5. The positioning device for semi-rigid substrate frame and grid bonding according to claim 1, wherein four screws are provided, the four screws are symmetrically arranged on two sides of the frame (11), supporting seats (14) are respectively sleeved on the four screws, the supporting seats (14) move longitudinally through rotation of the screws, and the supporting seats (14) are respectively fixedly arranged with the positioning frame (10).

6. The positioning device for semi-rigid substrate frame and grid glue joint according to claim 1, characterized in that the mounting seat (19) is provided with fixing holes, the fiber grid (1) is tensioned on a fixing frame, and the fixing frame is fixedly arranged on the mounting seat (19) through the screws corresponding to the fixing holes.

7. The positioning device for glue joint of a semi-rigid substrate frame and a grid according to claim 1, wherein a flange bearing seat (6) is provided on the frame (11), and a bearing member is provided on the flange bearing seat (6), and the bearing member is provided through the bearing member.

8. The positioning device for semi-rigid substrate frame and grid gluing according to claim 1, wherein the longitudinal slide rails (17) are slidably disposed on the transverse slide rails (9) through sliding blocks, the longitudinal slide rails (17) are provided with sliding blocks, and the sliding blocks are provided with positioning slide block pins (16) for frames of different specifications and sizes.

9. The apparatus of claim 8, wherein the positioning slide pins (16) are arranged in a stepped configuration.
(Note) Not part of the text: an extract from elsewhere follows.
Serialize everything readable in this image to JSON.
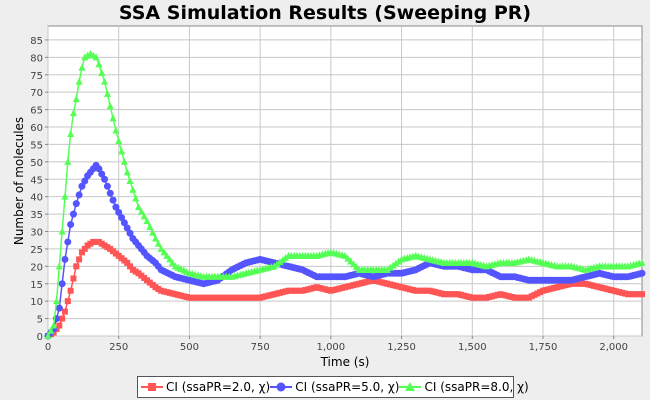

10. The positioning device for gluing semi-rigid substrate frames to grids according to claim 1, characterized in that the longitudinal sliding rails (17) on the transverse sliding rails (9) and the positioning slider pins (16) on the longitudinal sliding rails (17) are adjusted, the carbon fiber frame (7) is placed on the positioning frame (10), and the tensioned fiber grid (1) is placed on the mounting seat (19);

rotating a first hand wheel (3) on one side of the rack (11) to enable the stud (13) to rotate to drive the positioning frame (10) to ascend to a distance of 100mm from the fiber grid (1), judging whether the directions of the carbon fiber frame (7) and the fiber grid (1) are consistent, if so, rotating a second hand wheel (20) on the other side of the rack (11) to drive the carbon fiber frame (7) to symmetrically rotate along the geometric center until the design index is met;

continuing to rotate first hand wheel (3), making carbon fiber frame (7) with fibre net (1) contacts and tensioning again, when fibre net (1) vertical direction displacement satisfies the technology index, stop to rotate first hand wheel (3), fibre net (1) with carbon fiber frame (7) splice through scribbling the epoxy adhesive, fibre net (1) is through carbon fiber frame (7) upper beam is binded fixedly.